From the imperial court down to the folk at that time, people maintained the custom of painting the “nine-nine cold-dispelling drawing”. One of the possible origins is traced back to a patriot, Wen Tianxiang, in the Southern Song Dynasty, who was captured by the authorities of the Yuan Dynasty and imprisoned on Winter Solstice. Years in prison pushed him to use the tip of a broken brick to paint plum blossoms on the wall. He painted 81, each of which is hollowed. He kept painting one every day, so that after 81 days, it would be the day when the earth would rejuvenate. He firmly believed that the cold winter would pass and spring would come. When word of his deeds spread across the nation, people expressed admiration for his moral character and followed suit by drawing the plum blossoms, thus forming an endearing custom of countdown to the return of spring.

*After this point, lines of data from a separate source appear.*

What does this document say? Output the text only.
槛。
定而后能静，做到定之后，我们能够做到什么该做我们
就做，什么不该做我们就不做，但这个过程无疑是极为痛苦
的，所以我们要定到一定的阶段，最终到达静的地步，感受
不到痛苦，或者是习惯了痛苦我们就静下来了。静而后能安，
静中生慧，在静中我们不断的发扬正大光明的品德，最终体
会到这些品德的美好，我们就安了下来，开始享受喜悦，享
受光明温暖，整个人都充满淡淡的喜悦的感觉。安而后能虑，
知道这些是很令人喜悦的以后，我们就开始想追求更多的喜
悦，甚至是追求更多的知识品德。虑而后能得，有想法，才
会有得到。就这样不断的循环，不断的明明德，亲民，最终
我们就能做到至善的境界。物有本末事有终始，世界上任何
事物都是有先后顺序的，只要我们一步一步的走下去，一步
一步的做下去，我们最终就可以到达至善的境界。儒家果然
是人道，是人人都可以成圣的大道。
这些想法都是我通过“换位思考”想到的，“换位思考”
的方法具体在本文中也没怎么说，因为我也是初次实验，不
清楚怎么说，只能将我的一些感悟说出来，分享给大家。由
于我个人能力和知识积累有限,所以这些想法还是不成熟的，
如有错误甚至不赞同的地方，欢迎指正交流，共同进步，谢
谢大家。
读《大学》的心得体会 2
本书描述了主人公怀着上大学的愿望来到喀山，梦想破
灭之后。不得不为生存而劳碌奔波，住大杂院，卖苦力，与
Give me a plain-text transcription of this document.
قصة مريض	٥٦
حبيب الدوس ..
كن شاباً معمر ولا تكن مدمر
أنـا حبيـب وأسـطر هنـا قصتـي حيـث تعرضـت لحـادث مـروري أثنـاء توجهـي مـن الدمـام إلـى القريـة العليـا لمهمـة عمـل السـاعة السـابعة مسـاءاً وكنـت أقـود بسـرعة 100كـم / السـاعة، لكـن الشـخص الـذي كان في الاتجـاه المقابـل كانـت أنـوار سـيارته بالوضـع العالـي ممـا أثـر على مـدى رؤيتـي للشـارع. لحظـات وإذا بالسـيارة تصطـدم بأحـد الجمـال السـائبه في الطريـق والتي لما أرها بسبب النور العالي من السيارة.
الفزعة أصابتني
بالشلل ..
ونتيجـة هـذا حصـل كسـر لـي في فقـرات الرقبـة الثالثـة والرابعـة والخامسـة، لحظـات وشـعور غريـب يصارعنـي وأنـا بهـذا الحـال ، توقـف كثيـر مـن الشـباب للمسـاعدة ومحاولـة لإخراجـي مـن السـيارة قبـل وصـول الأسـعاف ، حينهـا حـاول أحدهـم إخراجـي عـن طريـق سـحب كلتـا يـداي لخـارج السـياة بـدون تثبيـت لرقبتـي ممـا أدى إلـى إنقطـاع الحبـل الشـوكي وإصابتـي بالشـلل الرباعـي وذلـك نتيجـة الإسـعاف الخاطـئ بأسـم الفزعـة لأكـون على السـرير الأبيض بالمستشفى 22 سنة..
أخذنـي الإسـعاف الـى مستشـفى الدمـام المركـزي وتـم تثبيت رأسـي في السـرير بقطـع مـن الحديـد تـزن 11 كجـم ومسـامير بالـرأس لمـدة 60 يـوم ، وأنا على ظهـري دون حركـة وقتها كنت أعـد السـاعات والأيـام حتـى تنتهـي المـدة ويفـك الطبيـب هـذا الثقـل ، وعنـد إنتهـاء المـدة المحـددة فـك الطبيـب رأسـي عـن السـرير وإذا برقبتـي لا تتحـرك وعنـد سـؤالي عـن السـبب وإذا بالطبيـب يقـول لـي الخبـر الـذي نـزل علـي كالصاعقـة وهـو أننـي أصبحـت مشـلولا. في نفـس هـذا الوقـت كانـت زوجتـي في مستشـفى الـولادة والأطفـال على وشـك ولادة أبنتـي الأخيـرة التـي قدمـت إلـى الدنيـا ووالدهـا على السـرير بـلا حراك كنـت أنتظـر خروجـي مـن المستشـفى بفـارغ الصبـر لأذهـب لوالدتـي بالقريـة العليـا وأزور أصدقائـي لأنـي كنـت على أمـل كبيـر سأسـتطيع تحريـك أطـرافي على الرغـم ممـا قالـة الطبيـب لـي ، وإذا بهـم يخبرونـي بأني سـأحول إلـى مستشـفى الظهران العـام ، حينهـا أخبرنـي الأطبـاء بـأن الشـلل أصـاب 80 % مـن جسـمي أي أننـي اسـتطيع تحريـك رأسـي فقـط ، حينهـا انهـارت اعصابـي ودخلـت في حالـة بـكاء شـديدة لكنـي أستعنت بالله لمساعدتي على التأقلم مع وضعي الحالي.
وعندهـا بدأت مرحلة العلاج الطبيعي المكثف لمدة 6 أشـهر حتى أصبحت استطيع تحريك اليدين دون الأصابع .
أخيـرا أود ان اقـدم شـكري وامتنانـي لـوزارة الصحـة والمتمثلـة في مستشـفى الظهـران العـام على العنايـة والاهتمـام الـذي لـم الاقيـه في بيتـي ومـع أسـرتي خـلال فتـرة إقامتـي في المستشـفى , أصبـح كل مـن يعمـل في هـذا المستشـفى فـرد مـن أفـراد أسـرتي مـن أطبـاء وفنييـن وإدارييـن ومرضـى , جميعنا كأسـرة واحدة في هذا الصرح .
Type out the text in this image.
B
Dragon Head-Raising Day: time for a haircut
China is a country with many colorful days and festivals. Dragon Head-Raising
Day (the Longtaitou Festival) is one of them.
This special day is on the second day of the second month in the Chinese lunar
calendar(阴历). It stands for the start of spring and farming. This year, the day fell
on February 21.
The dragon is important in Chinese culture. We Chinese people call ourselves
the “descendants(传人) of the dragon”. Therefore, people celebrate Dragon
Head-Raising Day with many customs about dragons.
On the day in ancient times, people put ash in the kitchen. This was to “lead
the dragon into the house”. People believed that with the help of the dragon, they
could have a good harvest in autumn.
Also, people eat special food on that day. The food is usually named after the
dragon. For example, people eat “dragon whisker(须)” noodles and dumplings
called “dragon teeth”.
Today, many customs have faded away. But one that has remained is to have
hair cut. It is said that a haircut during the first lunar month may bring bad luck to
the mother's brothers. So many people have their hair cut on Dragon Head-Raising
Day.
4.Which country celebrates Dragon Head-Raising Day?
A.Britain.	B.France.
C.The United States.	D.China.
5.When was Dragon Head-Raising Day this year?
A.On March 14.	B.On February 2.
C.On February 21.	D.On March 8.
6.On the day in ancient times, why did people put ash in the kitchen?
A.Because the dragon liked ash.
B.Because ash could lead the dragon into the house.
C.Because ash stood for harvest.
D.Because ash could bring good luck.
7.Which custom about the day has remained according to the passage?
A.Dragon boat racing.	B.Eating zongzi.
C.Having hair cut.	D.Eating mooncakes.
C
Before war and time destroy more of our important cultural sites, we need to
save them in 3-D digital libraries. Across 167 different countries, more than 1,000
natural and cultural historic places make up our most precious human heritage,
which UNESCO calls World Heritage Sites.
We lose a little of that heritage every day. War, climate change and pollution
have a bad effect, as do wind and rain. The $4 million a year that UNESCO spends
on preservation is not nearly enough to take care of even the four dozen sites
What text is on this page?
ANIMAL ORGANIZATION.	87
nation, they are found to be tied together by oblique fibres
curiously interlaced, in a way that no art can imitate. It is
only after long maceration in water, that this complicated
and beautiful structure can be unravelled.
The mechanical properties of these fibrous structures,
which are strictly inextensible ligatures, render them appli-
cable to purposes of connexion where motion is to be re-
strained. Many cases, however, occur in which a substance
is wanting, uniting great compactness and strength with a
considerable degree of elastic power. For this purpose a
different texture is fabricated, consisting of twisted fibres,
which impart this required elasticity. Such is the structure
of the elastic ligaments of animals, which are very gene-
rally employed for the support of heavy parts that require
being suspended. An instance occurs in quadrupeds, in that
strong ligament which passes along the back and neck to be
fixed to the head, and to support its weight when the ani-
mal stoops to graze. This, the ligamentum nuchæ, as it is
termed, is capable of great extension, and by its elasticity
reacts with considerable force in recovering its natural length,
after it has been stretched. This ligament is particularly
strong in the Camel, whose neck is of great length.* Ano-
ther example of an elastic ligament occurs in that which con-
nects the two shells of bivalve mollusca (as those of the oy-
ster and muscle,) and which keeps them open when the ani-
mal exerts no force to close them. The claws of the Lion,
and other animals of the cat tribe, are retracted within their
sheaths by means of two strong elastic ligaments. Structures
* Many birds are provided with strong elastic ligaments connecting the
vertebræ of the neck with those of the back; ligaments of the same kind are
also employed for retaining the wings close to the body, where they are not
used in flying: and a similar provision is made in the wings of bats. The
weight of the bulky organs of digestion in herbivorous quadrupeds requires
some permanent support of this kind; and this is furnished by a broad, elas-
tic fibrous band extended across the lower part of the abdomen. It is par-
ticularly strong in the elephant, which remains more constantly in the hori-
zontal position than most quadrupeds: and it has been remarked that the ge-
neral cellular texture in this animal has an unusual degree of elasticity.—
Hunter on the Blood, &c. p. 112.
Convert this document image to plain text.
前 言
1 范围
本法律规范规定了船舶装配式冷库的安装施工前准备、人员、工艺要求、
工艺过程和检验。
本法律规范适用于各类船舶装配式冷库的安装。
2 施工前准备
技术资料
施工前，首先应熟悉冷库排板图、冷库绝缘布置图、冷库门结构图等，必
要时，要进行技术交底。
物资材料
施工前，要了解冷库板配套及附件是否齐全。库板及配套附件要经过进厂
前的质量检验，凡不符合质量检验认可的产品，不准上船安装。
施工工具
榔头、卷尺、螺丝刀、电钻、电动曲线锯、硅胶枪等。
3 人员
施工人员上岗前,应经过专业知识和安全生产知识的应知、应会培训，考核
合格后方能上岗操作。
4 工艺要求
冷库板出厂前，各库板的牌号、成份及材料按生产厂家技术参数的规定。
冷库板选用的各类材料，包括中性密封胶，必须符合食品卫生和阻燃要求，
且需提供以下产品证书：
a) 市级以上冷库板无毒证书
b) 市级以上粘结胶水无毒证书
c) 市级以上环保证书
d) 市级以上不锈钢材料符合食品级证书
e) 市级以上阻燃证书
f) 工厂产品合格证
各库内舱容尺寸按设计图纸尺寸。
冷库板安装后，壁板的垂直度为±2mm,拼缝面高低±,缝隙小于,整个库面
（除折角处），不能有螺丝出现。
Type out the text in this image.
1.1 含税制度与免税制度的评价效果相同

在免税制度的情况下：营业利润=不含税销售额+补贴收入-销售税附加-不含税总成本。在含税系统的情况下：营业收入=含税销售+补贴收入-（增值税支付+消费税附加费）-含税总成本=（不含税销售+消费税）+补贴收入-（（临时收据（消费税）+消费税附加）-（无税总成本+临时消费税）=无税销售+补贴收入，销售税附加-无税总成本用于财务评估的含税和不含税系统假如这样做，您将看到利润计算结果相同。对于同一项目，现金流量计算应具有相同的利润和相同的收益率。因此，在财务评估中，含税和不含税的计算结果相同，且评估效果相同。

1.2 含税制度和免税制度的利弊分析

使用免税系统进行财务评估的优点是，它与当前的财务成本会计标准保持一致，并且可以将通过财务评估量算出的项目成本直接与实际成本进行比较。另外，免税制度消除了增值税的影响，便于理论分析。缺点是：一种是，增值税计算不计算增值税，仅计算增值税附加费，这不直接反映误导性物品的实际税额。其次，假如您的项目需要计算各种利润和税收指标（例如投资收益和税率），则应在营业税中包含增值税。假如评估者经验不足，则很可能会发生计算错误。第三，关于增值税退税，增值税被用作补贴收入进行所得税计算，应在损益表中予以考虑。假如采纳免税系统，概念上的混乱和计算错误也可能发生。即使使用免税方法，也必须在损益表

A bowl of lotus root soup ready to serve. (XU HUI / WEI YONGXIAN / MA DUO / FOR CHINA DAILY)

There is a great difference in the food eaten on the day of Winter Solstice between the north and the south. Eating glutinous rice dumplings is the norm in the south, whereas in the north it is mainly flour-made dumplings and wontons. The rice dumplings are also called “Winter Solstice balls” in the south. Southerners use glutinous rice to wrap various vegetables and meat as fillings. It not only serves as an offering to the ancestors but also a gift for relatives and friends.

The custom dates back to the Ming Dynasty when women got up early in the morning on that day to start making glutinous rice balls, and the whole family ate them for breakfast to mark that the daytime was about to get longer. Later, the custom was added with a new symbolic meaning as the round shape of the rice balls also signifies reunion.

The Winter Solstice gastronomy in Suzhou, Jiangsu province, is perhaps among the most traditional and exquisite. Dinner for family reunions on that day is the most important festive event for local people. The dinner must include cold dishes and hot stir-fry, whole chicken, duck and fish, just like the Chinese New Year’s Eve dinner. On the eve of Winter Solstice, business at the braised food shops in the streets and alleys is extremely brisk with the dry-cut beef, lamb, salted chicken and smoked fish sold out fresh from the shelf.

Colorful dumplings made by villagers in Zhouzhi county, Xi’an, Shaanxi province.(XU HUI / WEI YONGXIAN / MA DUO / FOR CHINA DAILY)

However, eating dumplings on Winter Solstice is a ubiquitous part of day-to-day life in the north. One legend says Zhang Zhongjing, the great doctor in the Eastern Han Dynasty, saw on his way back to his hometown on Winter Solstice that the villagers on both sides of the Baihe River in Nanyang, Henan province, were dressed in rags and many had frostbitten ears. He wanted to help and asked his disciples to set up a shed there. He mixed mutton, pepper and some cold-dispelling herbs together, chopped them and wrapped them in dough that looked like an ear.

He then boiled them in a pot and named it the “ear frostbite relieving soup” and offered to the common people. After taking it, the frostbite was cured. Later, every Winter Solstice, people imitated his cooking, so the custom of “pinching frozen ears” was formed.

“It’s by these legends that people’s emotions are recorded and accumulated in such festive customs,” says folklore expert Zhou Dongxu. “Winter Solstice has been an important solar term since it was established. It has not only distinctive agricultural features, but also strong ethical implications and a human touch. The difference in festivals and customs between the north and the south makes up the diversity and profoundness of our culture.”